Tuesday, 30 December 2025

Self knowledge and gate 8.

The current transits:

I only wanted to highlight one planet in this. Gate 8, handled by transiting Uranus. Currently retrograding and going direct on 4th of February. Uranus will leave gate 8 on April 28th 2026 and not return their until it's next rotation. About 90 years. 

As I have said before, having gate 1 in my unconscious Earth. Has completed the electromagnetic channel 1-8, and has been giving me a lot of insights referencing, how many of us, including me most relevantly, are homogenised, through spiritual communities, to believe that "love" is the message we should all be sending. Other things connected with that.

A bit of history. Being someone that is interested in the 'path' so to speak. The spiritual path talked about in the Law of One, and other similar teachings. I have done the meditation, the journalling, and thought about all this stuff a great deal. Being basically disabled to varying degrees. Sometimes in small ways that subtly undermine me, sometimes in more serious ways.

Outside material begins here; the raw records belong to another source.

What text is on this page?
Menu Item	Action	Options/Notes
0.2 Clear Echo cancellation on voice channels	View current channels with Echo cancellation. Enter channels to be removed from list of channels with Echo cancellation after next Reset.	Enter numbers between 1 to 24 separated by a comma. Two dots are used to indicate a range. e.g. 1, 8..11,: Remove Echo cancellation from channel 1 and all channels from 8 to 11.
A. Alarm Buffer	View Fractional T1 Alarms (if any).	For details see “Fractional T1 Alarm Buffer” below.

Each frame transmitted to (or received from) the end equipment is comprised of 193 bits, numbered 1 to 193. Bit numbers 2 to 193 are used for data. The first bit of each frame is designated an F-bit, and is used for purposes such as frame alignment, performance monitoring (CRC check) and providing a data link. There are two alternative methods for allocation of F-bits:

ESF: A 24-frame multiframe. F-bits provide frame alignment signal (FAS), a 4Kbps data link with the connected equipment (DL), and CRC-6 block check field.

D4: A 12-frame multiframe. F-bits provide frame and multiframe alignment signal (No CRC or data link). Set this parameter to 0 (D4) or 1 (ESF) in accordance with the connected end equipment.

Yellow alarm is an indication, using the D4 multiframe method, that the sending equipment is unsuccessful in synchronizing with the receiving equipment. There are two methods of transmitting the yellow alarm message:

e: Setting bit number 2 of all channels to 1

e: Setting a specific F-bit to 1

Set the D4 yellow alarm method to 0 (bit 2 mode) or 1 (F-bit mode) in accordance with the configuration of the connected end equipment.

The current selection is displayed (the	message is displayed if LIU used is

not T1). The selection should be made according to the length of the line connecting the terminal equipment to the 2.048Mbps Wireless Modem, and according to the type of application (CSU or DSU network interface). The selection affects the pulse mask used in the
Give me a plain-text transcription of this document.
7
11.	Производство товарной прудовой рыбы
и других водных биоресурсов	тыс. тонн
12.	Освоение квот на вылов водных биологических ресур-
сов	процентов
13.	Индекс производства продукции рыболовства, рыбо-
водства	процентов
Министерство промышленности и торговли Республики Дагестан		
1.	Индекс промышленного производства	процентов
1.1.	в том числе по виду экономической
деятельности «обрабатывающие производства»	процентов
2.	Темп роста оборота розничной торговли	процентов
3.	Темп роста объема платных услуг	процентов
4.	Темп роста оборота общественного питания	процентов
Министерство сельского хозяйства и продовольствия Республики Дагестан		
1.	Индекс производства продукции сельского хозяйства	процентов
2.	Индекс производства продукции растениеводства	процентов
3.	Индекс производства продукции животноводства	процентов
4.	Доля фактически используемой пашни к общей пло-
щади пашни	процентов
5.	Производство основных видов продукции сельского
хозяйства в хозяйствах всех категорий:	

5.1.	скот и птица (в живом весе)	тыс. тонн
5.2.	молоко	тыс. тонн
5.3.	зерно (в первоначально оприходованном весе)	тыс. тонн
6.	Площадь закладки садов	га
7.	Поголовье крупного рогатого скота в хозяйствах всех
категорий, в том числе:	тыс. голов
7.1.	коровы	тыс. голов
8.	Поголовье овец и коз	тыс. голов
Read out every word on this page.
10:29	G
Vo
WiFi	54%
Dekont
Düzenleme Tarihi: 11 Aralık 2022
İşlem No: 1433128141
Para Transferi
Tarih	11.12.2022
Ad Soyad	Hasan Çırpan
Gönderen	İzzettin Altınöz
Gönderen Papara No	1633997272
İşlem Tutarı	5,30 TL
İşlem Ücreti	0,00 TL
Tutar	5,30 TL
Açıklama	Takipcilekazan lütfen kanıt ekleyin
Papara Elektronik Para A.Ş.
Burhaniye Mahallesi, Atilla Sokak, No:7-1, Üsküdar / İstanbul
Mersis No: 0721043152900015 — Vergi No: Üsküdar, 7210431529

I have spent a lot of time, on my own, not working, and thinking through all this stuff. Importantly, trying to gain some method of improvement. 

The subject came up after I watched this video:

Youtube: Love Covered Life Podcast: December 30th 2025:

https://youtu.be/Bg_ouxMq7h0?si=IXE4NpvEdilG4qcz

This is a very good summary of the kind of journey that is talked about in Llresearch and the Quo channeling. That I am suddenly reflecting on. 

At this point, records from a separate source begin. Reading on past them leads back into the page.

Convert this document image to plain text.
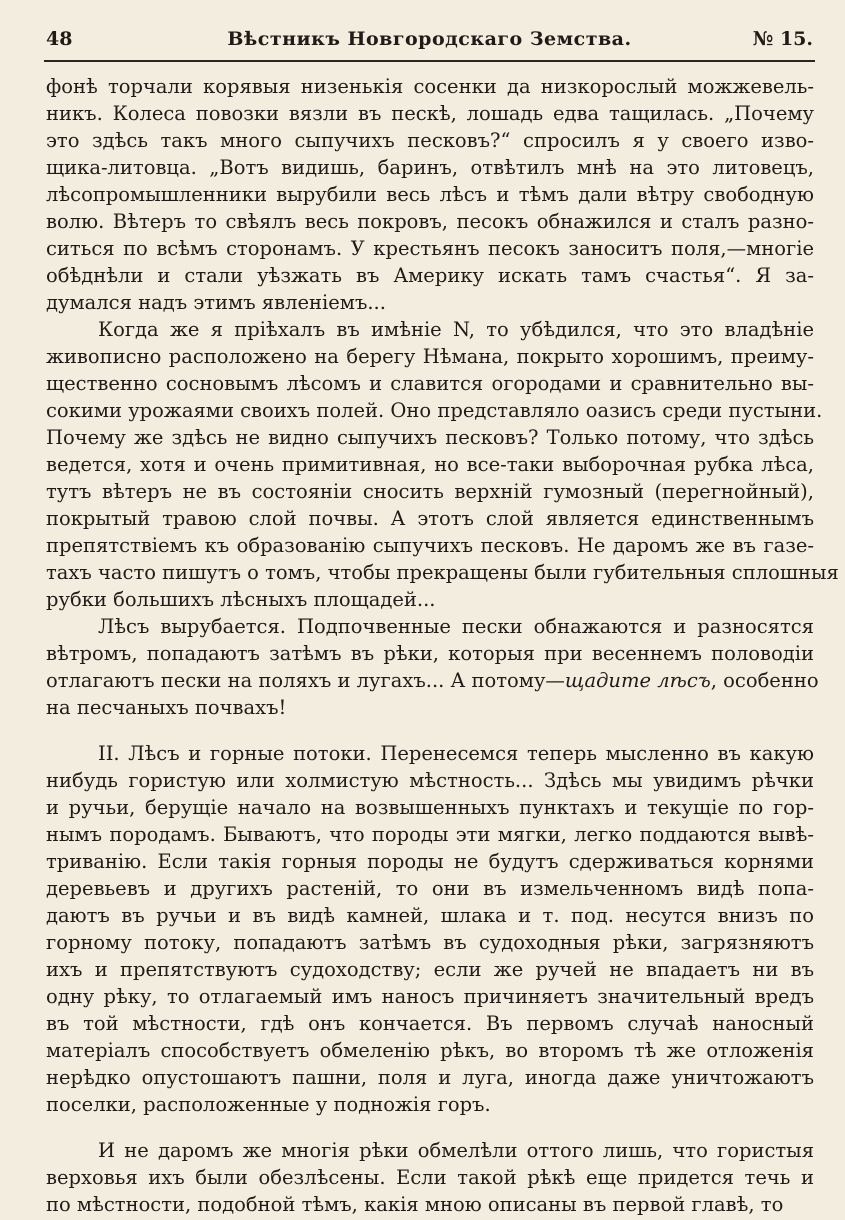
48	Вѣстникъ Новгородскаго Земства.	№ 15.
фонѣ торчали корявыя низенькія сосенки да низкорослый можжевель-
никъ. Колеса повозки вязли въ пескѣ, лошадь едва тащилась. „Почему
это здѣсь такъ много сыпучихъ песковъ?“ спросилъ я у своего изво-
щика-литовца. „Вотъ видишь, баринъ, отвѣтилъ мнѣ на это литовецъ,
лѣсопромышленники вырубили весь лѣсъ и тѣмъ дали вѣтру свободную
волю. Вѣтеръ то свѣялъ весь покровъ, песокъ обнажился и сталъ разно-
ситься по всѣмъ сторонамъ. У крестьянъ песокъ заноситъ поля,—многіе
обѣднѣли и стали уѣзжать въ Америку искать тамъ счастья“. Я за-
думался надъ этимъ явленіемъ...
Когда же я пріѣхалъ въ имѣніе N, то убѣдился, что это владѣніе
живописно расположено на берегу Нѣмана, покрыто хорошимъ, преиму-
щественно сосновымъ лѣсомъ и славится огородами и сравнительно вы-
сокими урожаями своихъ полей. Оно представляло оазисъ среди пустыни.
Почему же здѣсь не видно сыпучихъ песковъ? Только потому, что здѣсь
ведется, хотя и очень примитивная, но все-таки выборочная рубка лѣса,
тутъ вѣтеръ не въ состояніи сносить верхній гумозный (перегнойный),
покрытый травою слой почвы. А этотъ слой является единственнымъ
препятствіемъ къ образованію сыпучихъ песковъ. Не даромъ же въ газе-
тахъ часто пишутъ о томъ, чтобы прекращены были губительныя сплошныя
рубки большихъ лѣсныхъ площадей...
Лѣсъ вырубается. Подпочвенные пески обнажаются и разносятся
вѣтромъ, попадаютъ затѣмъ въ рѣки, которыя при весеннемъ половодіи
отлагаютъ пески на поляхъ и лугахъ... А потому—щадите лѣсъ, особенно
на песчаныхъ почвахъ!
II. Лѣсъ и горные потоки. Перенесемся теперь мысленно въ какую
нибудь гористую или холмистую мѣстность... Здѣсь мы увидимъ рѣчки
и ручьи, берущіе начало на возвышенныхъ пунктахъ и текущіе по гор-
нымъ породамъ. Бываютъ, что породы эти мягки, легко поддаются вывѣ-
триванію. Если такія горныя породы не будутъ сдерживаться корнями
деревьевъ и другихъ растеній, то они въ измельченномъ видѣ попа-
даютъ въ ручьи и въ видѣ камней, шлака и т. под. несутся внизъ по
горному потоку, попадаютъ затѣмъ въ судоходныя рѣки, загрязняютъ
ихъ и препятствуютъ судоходству; если же ручей не впадаетъ ни въ
одну рѣку, то отлагаемый имъ наносъ причиняетъ значительный вредъ
въ той мѣстности, гдѣ онъ кончается. Въ первомъ случаѣ наносный
матеріалъ способствуетъ обмеленію рѣкъ, во второмъ тѣ же отложенія
нерѣдко опустошаютъ пашни, поля и луга, иногда даже уничтожаютъ
поселки, расположенные у подножія горъ.
И не даромъ же многія рѣки обмелѣли оттого лишь, что гористыя
верховья ихъ были обезлѣсены. Если такой рѣкѣ еще придется течь и
по мѣстности, подобной тѣмъ, какія мною описаны въ первой главѣ, то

I do feel a similar sense of 'guiding entities' most specifically, through dream interpretation. One pattern I have noticed is that I can strain for ages to get things right and I don't always feel like the guidance is particularly revealing. But if I get something right and then fall off, I can often get a powerful and explicit dream to remind me. 

Anyway, what I wanted to discuss is that all the journalling, to talk through how people have behaved in relation to the friend who killed herself as an example. All the emotions about this, and another issue that I will mention in a little. Do not seem to be solved by these mechanisms. The things that this woman describes. Getting on with other people in relation to labours of love. Do not seem relevant to me. 

I want to bring in another teaching as well. I have talked about it before. Stefan Molyneux's, "Love is our involuntary response to virtue if we are virtuous". 

I have thought this over a lot. I believe it is a correct teaching. I have listened to FDR Podcast 5971. "The Philosophy of Love". He clarifies that his teaching about love is a natural law that already exists. As I said I have been thinking it over. It seemed to work. It seemed to apply to my life. 

But then... All of a sudden. It didn't apply. My perception of this rule working within me just suddenly fell apart. 

To bring a few points together here then. A lot of this working with emotions for me, is not massively functional. 

For me, it is very difficult to grip within myself what 'love' is and what relevance it has. Like, don't get me wrong, I have affection for the dog. I don't lack love 'per sey'. But I don't find any value in imagining other people and seeing them positively. 

Much of the Quo readings are about that kind of thing, and I am questioning if they are useful for me. Letting go of the Law of One will not happen. But letting go on a deeper level of the Quo readings, as a secondary benefits further disconnecting from llresearch, might be positive. 

Much of my thoughts. Do not acknowledge people in a sense. There is no particular anger at others. There is no lack of forgiveness. There is no forgiveness either. Because other people are often not interesting to me, and not interested in me. 

But the way I do follow these things. Ideas on Jesus and such. The Law of One. Is that when I think through 'love' type of stuff. It just concerns actually doing things. Like, doing things for others in the real world. If I don't have that, I don't see the relevance of thinking it through any further. 

The only way to think through deeper emotional themes. Handling the deeper complexities of life. The alternative to journalling. Is to focus on music and write lyrics. It's the only thing that seems to add some sort of momentum or shift and clarity to my emotional life.

A lot of what I have figured out from the Law of One is that the main point of it all is acceptance. The path, the 'process' as it is called in session 34 is 'Understanding - Acceptance- Forgiveness and if possible restitution". I would say music, writing songs, is a big aid to this. To create a song from an emotional place is to understand your emotions better. To really understand them is to begin to accept them. Music is navigating the too's and fro's, the complexity of such emotions.  

The takeaway is that I perceive there is further deconditioning which is shown by the Uranus transit of gate 8.